There are $n\times n$ different positions on the board. Each step allows us to walk from one position to one of the neighboring positions. One way to represent this is as an $n^2\times n^2$ matrix where the $n^2$ unit vectors correspond to each position.
Let the unit vectors be denoted $e_{(x,y)}$ for position $(x,y)$ on the board. The transition matrix $X$ has elements
$$
X_{(x,y),(x',y')} =
\begin{cases}
1\quad\text{if you can step from $(x,y)$ to $(x',y')$}\\
0\quad\text{otherwise}
\end{cases}
$$
where you might want to enumerate the positions $(x,y)$ on the board by indexes $1,\ldots,n^2$ if you prefer.

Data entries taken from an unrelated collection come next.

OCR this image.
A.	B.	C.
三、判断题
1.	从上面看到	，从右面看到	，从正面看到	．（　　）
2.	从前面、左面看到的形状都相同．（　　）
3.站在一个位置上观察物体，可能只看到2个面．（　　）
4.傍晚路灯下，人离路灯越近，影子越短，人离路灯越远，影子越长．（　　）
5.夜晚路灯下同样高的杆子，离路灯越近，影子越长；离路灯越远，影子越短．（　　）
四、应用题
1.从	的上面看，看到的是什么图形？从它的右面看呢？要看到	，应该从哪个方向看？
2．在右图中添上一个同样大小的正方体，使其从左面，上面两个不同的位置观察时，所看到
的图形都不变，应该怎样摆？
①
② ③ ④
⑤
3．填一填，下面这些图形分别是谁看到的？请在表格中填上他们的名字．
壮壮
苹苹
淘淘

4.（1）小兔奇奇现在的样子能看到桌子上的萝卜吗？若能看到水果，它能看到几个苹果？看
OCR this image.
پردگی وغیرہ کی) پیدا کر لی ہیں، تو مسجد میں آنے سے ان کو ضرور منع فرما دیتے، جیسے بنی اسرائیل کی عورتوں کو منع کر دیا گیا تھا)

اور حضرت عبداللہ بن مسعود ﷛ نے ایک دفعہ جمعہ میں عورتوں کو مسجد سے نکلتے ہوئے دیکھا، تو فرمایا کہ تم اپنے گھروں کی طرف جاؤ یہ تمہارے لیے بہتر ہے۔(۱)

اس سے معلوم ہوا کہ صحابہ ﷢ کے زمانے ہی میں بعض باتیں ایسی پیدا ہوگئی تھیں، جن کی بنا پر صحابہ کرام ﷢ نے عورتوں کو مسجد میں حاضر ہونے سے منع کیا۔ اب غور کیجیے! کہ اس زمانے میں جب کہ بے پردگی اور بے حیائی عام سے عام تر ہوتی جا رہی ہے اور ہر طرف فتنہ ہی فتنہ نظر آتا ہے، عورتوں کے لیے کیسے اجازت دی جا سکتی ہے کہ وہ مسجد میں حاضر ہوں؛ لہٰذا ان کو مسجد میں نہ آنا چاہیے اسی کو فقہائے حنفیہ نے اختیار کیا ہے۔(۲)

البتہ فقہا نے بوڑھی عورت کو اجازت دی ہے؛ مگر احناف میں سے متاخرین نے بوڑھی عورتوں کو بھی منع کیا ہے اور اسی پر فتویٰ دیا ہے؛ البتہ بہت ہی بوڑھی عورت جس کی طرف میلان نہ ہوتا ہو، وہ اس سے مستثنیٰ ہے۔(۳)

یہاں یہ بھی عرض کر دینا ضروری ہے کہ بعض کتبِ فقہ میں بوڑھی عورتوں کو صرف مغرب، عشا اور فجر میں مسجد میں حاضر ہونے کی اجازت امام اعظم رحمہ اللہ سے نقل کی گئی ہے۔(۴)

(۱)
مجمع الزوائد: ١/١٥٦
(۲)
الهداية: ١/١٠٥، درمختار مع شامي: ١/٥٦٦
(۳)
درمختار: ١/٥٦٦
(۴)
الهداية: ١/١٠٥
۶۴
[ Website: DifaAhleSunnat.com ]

Eg, if $n=2$, and we list the positions on the board in the order $(1,1)$, $(1,2)$, $(2,1)$, $(2,2)$, the unit vector corresponding to position $(1,1)$ would be $e_{(1,1)} = [1,0,0,0]$, and for the end-point $(2,2)$ it is $e_{(2,2)}=[0,0,0,1]$. The transition matrix then becomes
$$
X =
\left[\begin{matrix}
0&1&1&0\\
1&0&0&1\\
1&0&0&1\\
0&1&1&0\\
\end{matrix}\right]
$$
with 1 corresponding to all neighboring positions.

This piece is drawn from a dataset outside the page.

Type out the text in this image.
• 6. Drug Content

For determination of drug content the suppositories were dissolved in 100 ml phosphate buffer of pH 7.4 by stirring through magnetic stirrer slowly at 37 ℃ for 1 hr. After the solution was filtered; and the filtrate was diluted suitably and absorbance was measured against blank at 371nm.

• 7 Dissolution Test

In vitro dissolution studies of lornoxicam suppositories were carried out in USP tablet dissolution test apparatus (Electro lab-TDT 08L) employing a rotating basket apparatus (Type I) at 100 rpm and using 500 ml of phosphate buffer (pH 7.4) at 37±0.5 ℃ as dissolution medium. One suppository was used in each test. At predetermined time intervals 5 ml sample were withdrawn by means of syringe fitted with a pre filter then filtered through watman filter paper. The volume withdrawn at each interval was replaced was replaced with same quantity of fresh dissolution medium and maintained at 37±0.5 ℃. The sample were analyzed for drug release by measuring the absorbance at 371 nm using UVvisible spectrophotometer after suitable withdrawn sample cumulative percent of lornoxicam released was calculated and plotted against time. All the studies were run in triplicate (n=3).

Now, if we start at position $(1,1)$, represented by state $e_{(1,1)}$, taking one step corresponds to multiplying by $X$. The result is a vector where the coefficient for $e_{(x,y)}$ is the number of paths ending at position $(x,y)$. For each new step, we multiply by $X$. So, if we take $s$ steps, it corresponds to multiplying by $X^s$. Thus,
$$
e_{(1,1)}\cdot X^s = \sum_{(x,y)} a(x,y,s)\, e_{(x,y)}
$$
where $a(x,y,s)$ is the number of ways to get from $(1,1)$ to $(x,y)$ in exactly $s$ steps.

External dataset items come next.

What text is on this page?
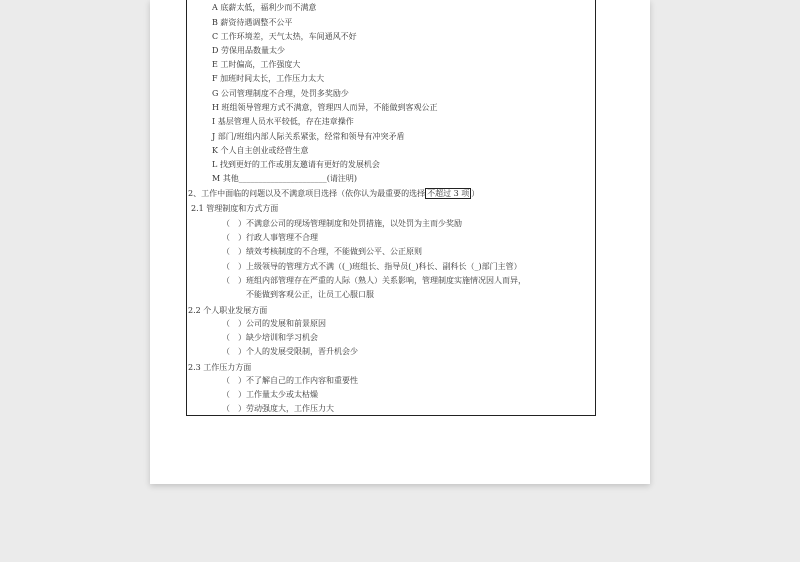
A 底薪太低，福利少而不满意
B 薪资待遇调整不公平
C 工作环境差，天气太热，车间通风不好
D 劳保用品数量太少
E 工时偏高，工作强度大
F 加班时间太长，工作压力太大
G 公司管理制度不合理，处罚多奖励少
H 班组领导管理方式不满意，管理四人而异，不能做到客观公正
I 基层管理人员水平较低，存在违章操作
J 部门/班组内部人际关系紧张，经常和领导有冲突矛盾
K 个人自主创业或经营生意
L 找到更好的工作或朋友邀请有更好的发展机会
M 其他______________________(请注明)
2、工作中面临的问题以及不满意项目选择（依你认为最重要的选择 不超过 3 项 ）
2.1 管理制度和方式方面
（　）不满意公司的现场管理制度和处罚措施，以处罚为主而少奖励
（　）行政人事管理不合理
（　）绩效考核制度的不合理，不能做到公平、公正原则
（　）上级领导的管理方式不满（(_)班组长、指导员(_)科长、副科长（_)部门主管）
（　）班组内部管理存在严重的人际（熟人）关系影响，管理制度实施情况因人而异，
　　　不能做到客观公正，让员工心服口服
2.2 个人职业发展方面
（　）公司的发展和前景原因
（　）缺少培训和学习机会
（　）个人的发展受限制，晋升机会少
2.3 工作压力方面
（　）不了解自己的工作内容和重要性
（　）工作量太少或太枯燥
（　）劳动强度大，工作压力大
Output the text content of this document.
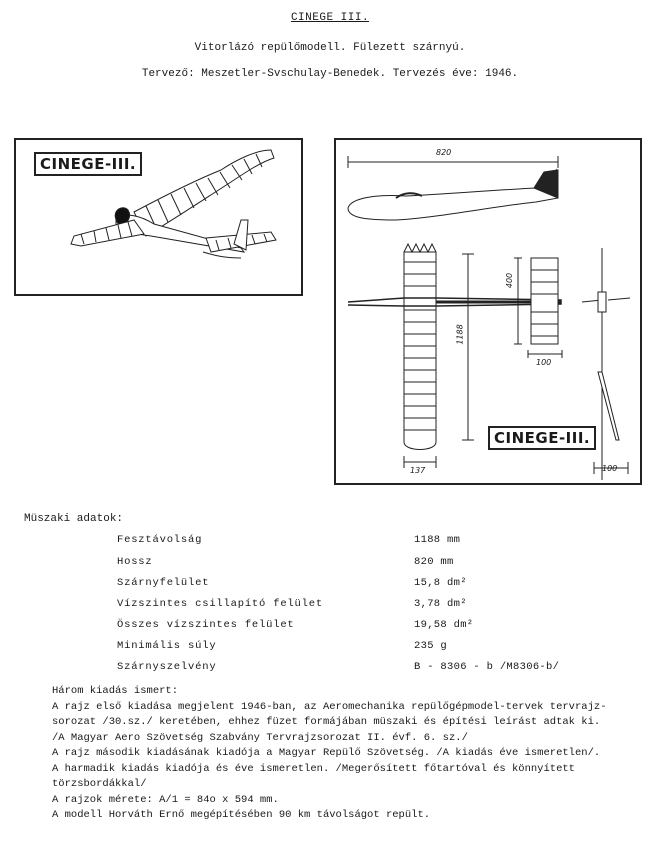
CINEGE III.
Vitorlázó repülőmodell. Fülezett szárnyú.
Tervező: Meszetler-Svschulay-Benedek. Tervezés éve: 1946.
CINEGE-III.
820
1188
400
100
137	100
CINEGE-III.
Müszaki adatok:
Fesztávolság	1188 mm
Hossz	820 mm
Szárnyfelület	15,8 dm²
Vízszintes csillapító felület	3,78 dm²
Összes vízszintes felület	19,58 dm²
Minimális súly	235 g
Szárnyszelvény	B - 8306 - b /M8306-b/
Három kiadás ismert:
A rajz első kiadása megjelent 1946-ban, az Aeromechanika repülőgépmodel-tervek tervrajz-
sorozat /30.sz./ keretében, ehhez füzet formájában müszaki és építési leírást adtak ki.
/A Magyar Aero Szövetség Szabvány Tervrajzsorozat II. évf. 6. sz./
A rajz második kiadásának kiadója a Magyar Repülő Szövetség. /A kiadás éve ismeretlen/.
A harmadik kiadás kiadója és éve ismeretlen. /Megerősített főtartóval és könnyített
törzsbordákkal/
A rajzok mérete: A/1 = 84o x 594 mm.
A modell Horváth Ernő megépítésében 90 km távolságot repült.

Multiplying two $n^2\times n^2$ matrices is an $O(n^6)$ operation (although there are faster methods), so this might not look like an improvement. However, computing $X^s$ requires $O(\ln s)$ multiplications using the square-and-multiply approach, so in total this takes time $O(n^6\cdot\ln s)$.
Since $X$ is symmetric, it can be diagonalised as $X=UDU^T$, ie $D$ diagonal and $UU^T=I$, which makes $X^s=UD^sU^T$. This allows us to express
$$
a(n,n,s) = e_{(1,1)}\, X^s\, e_{(n,n)}^T
= e_{(1,1)}\, U\, D^s\, U^T\, e_{(n,n)}^T
$$
for which computing the diagonalisation takes $O(n^6)$ time if I remember correctly, and computing $D^s$ only involves computing the powers of the values on the diagonal which if done in the straight forward way takes $O(n^2\cdot\ln s)$ time using square-and-multiply on the diagonal values (ie eigenvalues of $X$).
You may note that this formula is actually a closed form formula, although one that requires that you carry out the diagonalisation of $X$ first. This is helpful if $n$ is fixed while $s$ increases, not so much if $n$ grows.